Serbiens Präsident Aleksandar Vucic wies die Vorwürfe zurück und betonte, bei den Angreifern habe es sich um Kosovo-Serben gehandelt. Schuldig ist in seinen Augen allein Kurti, denn dieser provoziere ständig "und es tut mir leid, dass einige Serben seinen Provokationen nachgegeben haben".

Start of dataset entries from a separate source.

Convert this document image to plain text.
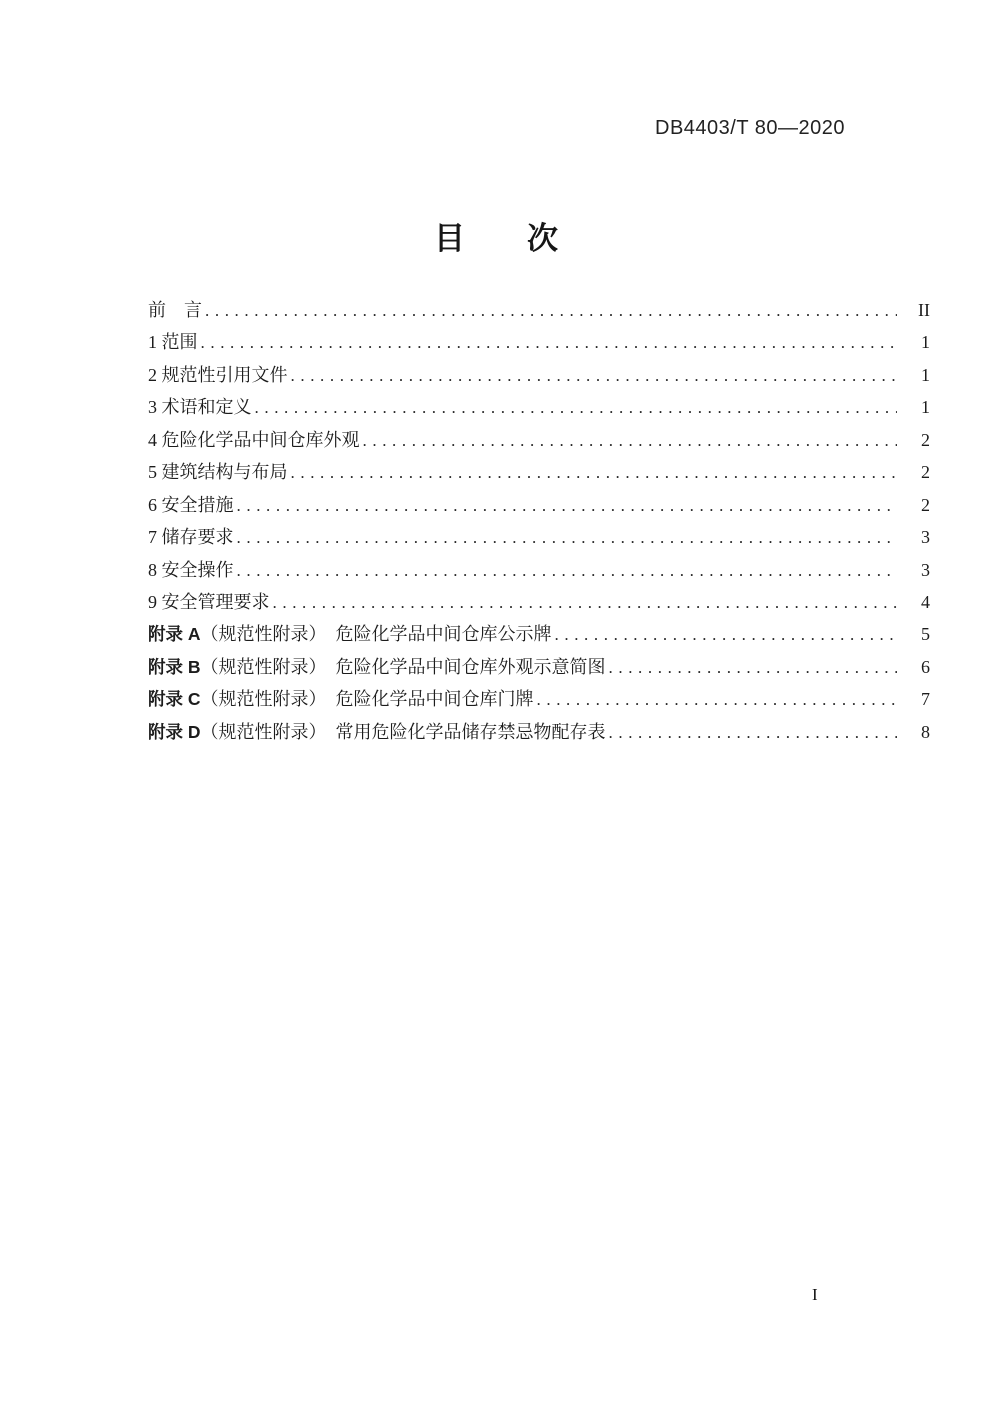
DB4403/T 80—2020
目　　次
前　言 .....	II
1 范围 .....	1
2 规范性引用文件 .....	1
3 术语和定义 .....	1
4 危险化学品中间仓库外观 .....	2
5 建筑结构与布局 .....	2
6 安全措施 .....	2
7 储存要求 .....	3
8 安全操作 .....	3
9 安全管理要求 .....	4
附录 A （规范性附录）　危险化学品中间仓库公示牌 .....	5
附录 B （规范性附录）　危险化学品中间仓库外观示意简图 .....	6
附录 C （规范性附录）　危险化学品中间仓库门牌 .....	7
附录 D （规范性附录）　常用危险化学品储存禁忌物配存表 .....	8
I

Kosovo-Konflikt: Serbien erkennt Unabhängigkeit nicht an
Die Kosovo-Albaner stehen kompromisslos hinter ihrer Unabhängigkeit. Serbien hingegen besteht darauf, dass Kosovo noch immer ein Teil Serbiens sei und das weiterhin bleiben solle. Aus diesem Grund hat die EU 2011 einen moderierten Serbien-Kosovo-Dialog eingeführt. Dessen Ziel war es, die Beziehung in Form eines abschließenden und rechtlich bindenden Abkommens, das im Einklang mit dem Völkerrecht steht und zur regionalen Stabilität beiträgt, zu verbessern. Das Ergebnis war allerdings ernüchternd. Die Verhandlungen waren von Konflikten und Streit geprägt. Sie gerieten ins Stocken und wurden schließlich beendet.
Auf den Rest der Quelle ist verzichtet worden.